Re: [xml-dev] It is okay for things to break in the future!

I tend to agree with John.

We need to factor in the likely SDLC for our schemas and modeling.

In particular, if you are a multinational company or a company that will likely merge with other companies or buy in data, you can be pretty sure that the structure you derive from your document analysis will be revealed as incorrect/inappropriate/bogus as soon as it is faced with these new kinds of data.

Therefore you need to be much clearer in what is vocabulary (e.g. element names), semantically necessary structure (e.g. that table cell only occurs in a row and that in a table) and document constraints (e.g. that a section starts with one title, or that an address has one ZIP code at the end).

Failure to model these separately (e.g. by an open and loose base schema for the first two, and derived schemas or Schematrons for the last) causes extra work for later integration: indeed, sometimes this is compounded by management, embarrassed that the new documents could not be shoe-horned into the standard schemas that so much effort had been spent on to model, blaming the poor suckers who have to do this shoe-horning, rather than attributing it to a kind of failure in awareness of the SDLC.

Regards

Rick

On Sat, Jan 28, 2023 at 12:12 PM John Cowan <johnwcowan@gmail.com> wrote:

On Sun, Sep 4, 2022 at 6:11 PM Roger L Costello <costello@mitre.org> wrote:

Roger's Perspective: It is possible to know the current world. Developers can and should model the current world. The benefits of flagging data that violates the model outweighs the benefits of "coding for the future."

I Guess Everyone Else's Perspective: It is not possible to model the world. Even in incredibly simple ways. The costs of breaking the model when the world doesn’t agree with the model outweighs the benefits of flagging invalid data.

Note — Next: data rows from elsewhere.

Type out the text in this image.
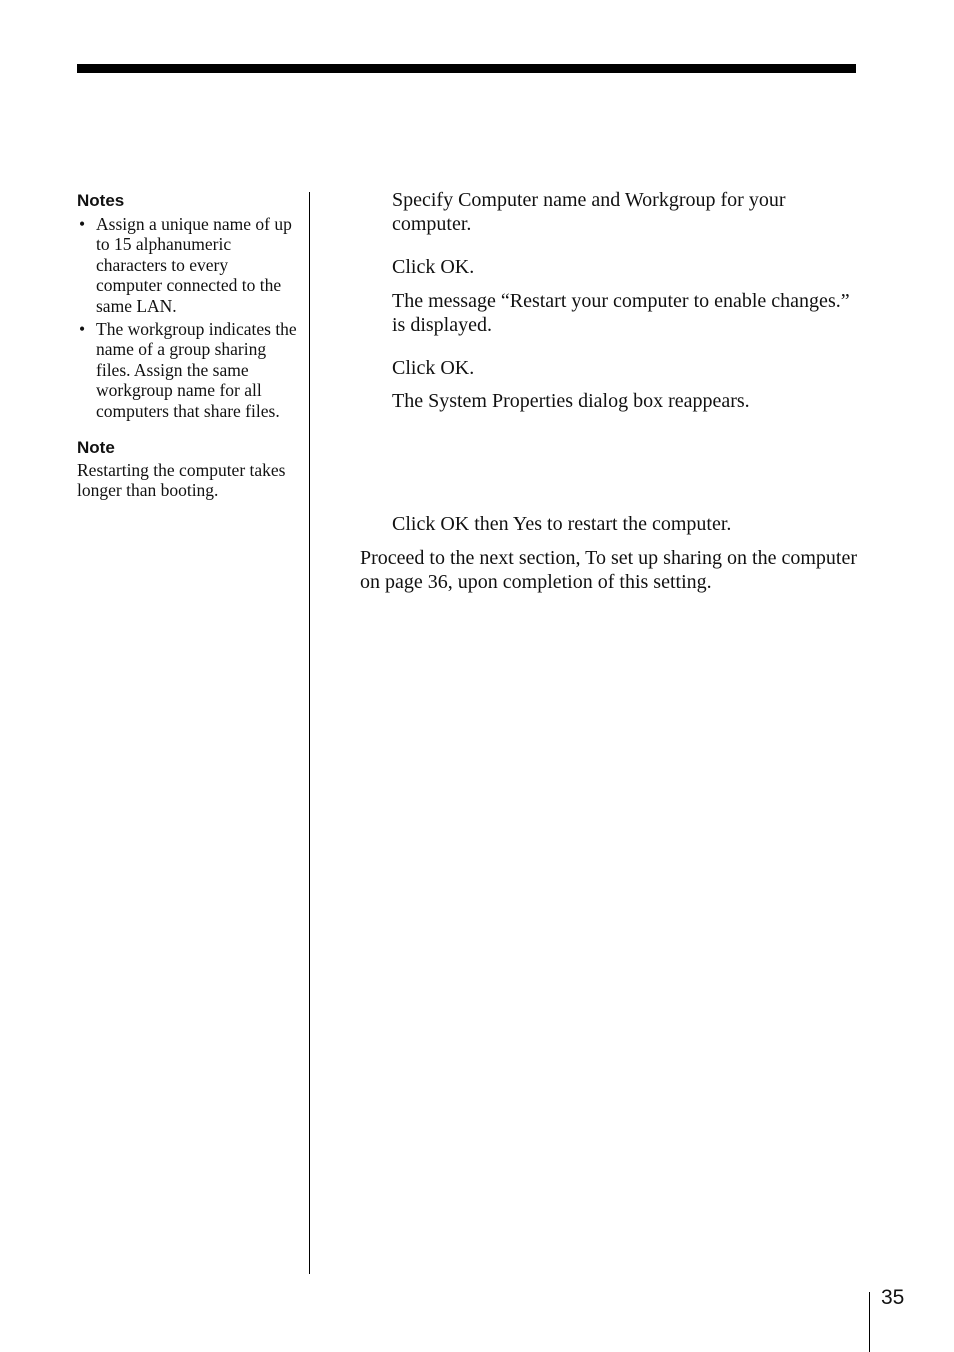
Notes
• Assign a unique name of up to 15 alphanumeric characters to every computer connected to the same LAN.
• The workgroup indicates the name of a group sharing files. Assign the same workgroup name for all computers that share files.
Note

Restarting the computer takes longer than booting.

Specify Computer name and Workgroup for your computer.

Click OK.

The message “Restart your computer to enable changes.” is displayed.

Click OK.

The System Properties dialog box reappears.

Click OK then Yes to restart the computer.

Proceed to the next section, To set up sharing on the computer on page 36, upon completion of this setting.

35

I wouldn't put it that way at all. It's possible to model the world, and we do, all the time. But we always do so on the basis of insufficient data. At Lexis-Nexis, the 1-billion-document company, modelers would typically ask for a sample of documents (already very roughly XMLized) from which an XML Schema would be built. It turned out that even a few hundred documents of a given type (too many to examine individually) was not enough to capture all possible structural features, never mind refinements like maximum length. So we turned up the knob and started to ask for thousands or tens of thousands of documents and used some simple-minded software (which I wrote) to look at and count features and to determine which features were subordinate to which other features.

Essentially the second perspective is a warning against overfitting <https://en.wikipedia.org/wiki/Overfitting>. If we see that in our sample (and that's all we ever have, a sample) the longest given name ("first name", though it isn't always first) is 17 characters long, we probably don't want to introduce a constraint saying "maxlength(firstname) = 17". As the WP article says, "The essence of overfitting is to have unknowingly extracted some of the residual variation (i.e., the noise) as if that variation represented underlying model structure."